The Albuquerque Journal reported Sunday that 119 out of 226 students at the Santa Fe Waldorf School were exempted for the 2018-19 school year.

Waldorf School spokeswoman Carole Cressman says the number of exempted students has remained steady over the past five years.

Cressman says the school doesn't track of how many of the vaccination waivers are for medical or religious reasons.

State Department of Health spokesman David Morgan says the department considers this density of unvaccinated children at a school a "risk to public health."

He says the more unvaccinated people grouped together, the more likely a preventable disease like measles will spread.

Booming New Mexico Oil Region May Get Daily Flight To Denver - Hobbs News-Sun, Associated Press

A southeastern New Mexico county airport in the heart of New Mexico's booming oil region may include Denver to its list of growing destinations.

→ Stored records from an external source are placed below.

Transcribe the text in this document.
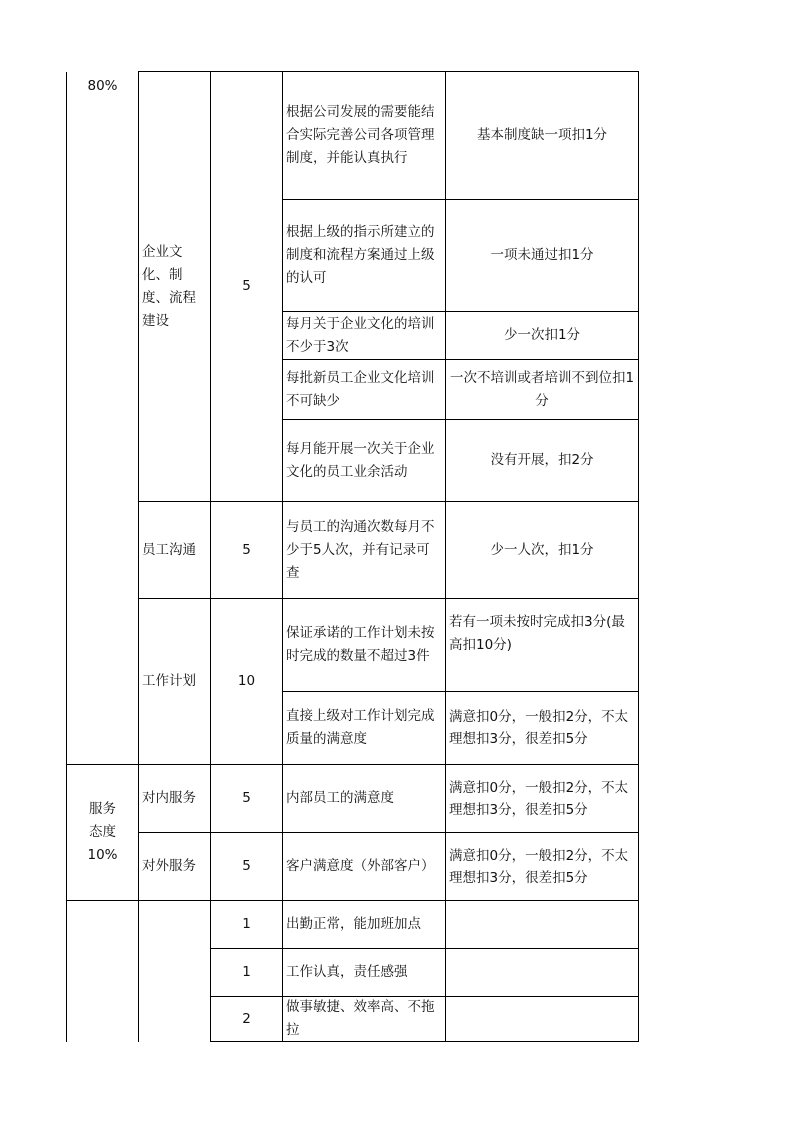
80%
服务
态度
10%
企业文化、制度、流程建设
员工沟通
工作计划
对内服务
对外服务
5
5
10
5
5
1
1
2
根据公司发展的需要能结合实际完善公司各项管理制度，并能认真执行
基本制度缺一项扣1分
根据上级的指示所建立的制度和流程方案通过上级的认可
一项未通过扣1分
每月关于企业文化的培训不少于3次
少一次扣1分
每批新员工企业文化培训不可缺少
一次不培训或者培训不到位扣1分
每月能开展一次关于企业文化的员工业余活动
没有开展，扣2分
与员工的沟通次数每月不少于5人次，并有记录可查
少一人次，扣1分
保证承诺的工作计划未按时完成的数量不超过3件
若有一项未按时完成扣3分(最高扣10分)
直接上级对工作计划完成质量的满意度
满意扣0分，一般扣2分，不太理想扣3分，很差扣5分
内部员工的满意度
满意扣0分，一般扣2分，不太理想扣3分，很差扣5分
客户满意度（外部客户）
满意扣0分，一般扣2分，不太理想扣3分，很差扣5分
出勤正常，能加班加点
工作认真，责任感强
做事敏捷、效率高、不拖拉
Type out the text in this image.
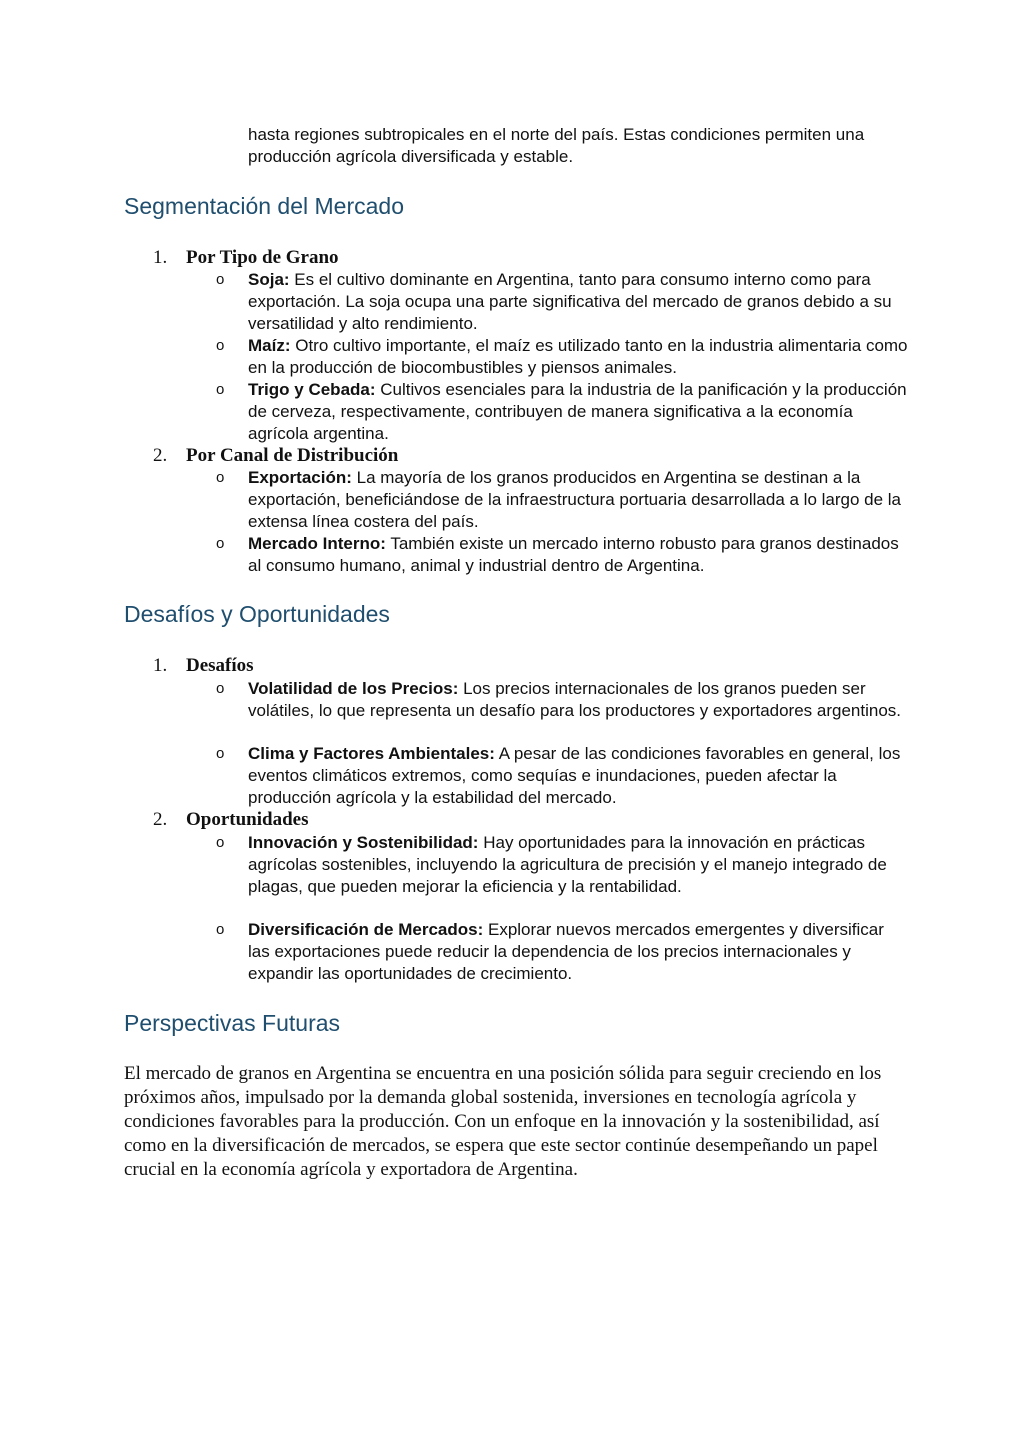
hasta regiones subtropicales en el norte del país. Estas condiciones permiten una producción agrícola diversificada y estable.
Segmentación del Mercado
1. Por Tipo de Grano
o Soja: Es el cultivo dominante en Argentina, tanto para consumo interno como para exportación. La soja ocupa una parte significativa del mercado de granos debido a su versatilidad y alto rendimiento.
o Maíz: Otro cultivo importante, el maíz es utilizado tanto en la industria alimentaria como en la producción de biocombustibles y piensos animales.
o Trigo y Cebada: Cultivos esenciales para la industria de la panificación y la producción de cerveza, respectivamente, contribuyen de manera significativa a la economía agrícola argentina.
2. Por Canal de Distribución
o Exportación: La mayoría de los granos producidos en Argentina se destinan a la exportación, beneficiándose de la infraestructura portuaria desarrollada a lo largo de la extensa línea costera del país.
o Mercado Interno: También existe un mercado interno robusto para granos destinados al consumo humano, animal y industrial dentro de Argentina.
Desafíos y Oportunidades
1. Desafíos
o Volatilidad de los Precios: Los precios internacionales de los granos pueden ser volátiles, lo que representa un desafío para los productores y exportadores argentinos.
o Clima y Factores Ambientales: A pesar de las condiciones favorables en general, los eventos climáticos extremos, como sequías e inundaciones, pueden afectar la producción agrícola y la estabilidad del mercado.
2. Oportunidades
o Innovación y Sostenibilidad: Hay oportunidades para la innovación en prácticas agrícolas sostenibles, incluyendo la agricultura de precisión y el manejo integrado de plagas, que pueden mejorar la eficiencia y la rentabilidad.
o Diversificación de Mercados: Explorar nuevos mercados emergentes y diversificar las exportaciones puede reducir la dependencia de los precios internacionales y expandir las oportunidades de crecimiento.
Perspectivas Futuras

El mercado de granos en Argentina se encuentra en una posición sólida para seguir creciendo en los próximos años, impulsado por la demanda global sostenida, inversiones en tecnología agrícola y condiciones favorables para la producción. Con un enfoque en la innovación y la sostenibilidad, así como en la diversificación de mercados, se espera que este sector continúe desempeñando un papel crucial en la economía agrícola y exportadora de Argentina.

The Hobbs News-Sun reports Corporation of Lea County board of directors chairman Finn Smith presented a proposal at a Hobbs City Commission meeting last week to add Denver to the United Airlines contract.

Smith told the News-Sun the county is in the process of negotiating an agreement with United to add that flight. He says it would be one flight a day, direct from Hobbs, New Mexico, to Denver.

He told the commission United Airlines is ready to start the new flight to Denver on October 28. Flights to Houston began in June 2011.

New Mexico Airports Get Federal Funds For Improvements - Associated Press

Several New Mexico airports have been awarded grants to make infrastructure improvements.

The funding was announced Monday by the Federal Aviation Administration as part of the agency's airport improvement program.

Nearly $500 million is being awarded nationwide in a second installment of grants.

Airports can receive a certain amount of improvement funds each year based on activity levels and project needs.

Roswell's airport will get about $740,000 to rehabilitate its taxiway. Airports in Moriarty, Las Vegas and Navajo Dam also will get money for taxiway work.

Lea County's airport in Jal will use its $150,000 grant for a guidance system.

In northern New Mexico, Springer's municipal airport will get funding for a perimeter fence and for a building to house its snow-removal equipment.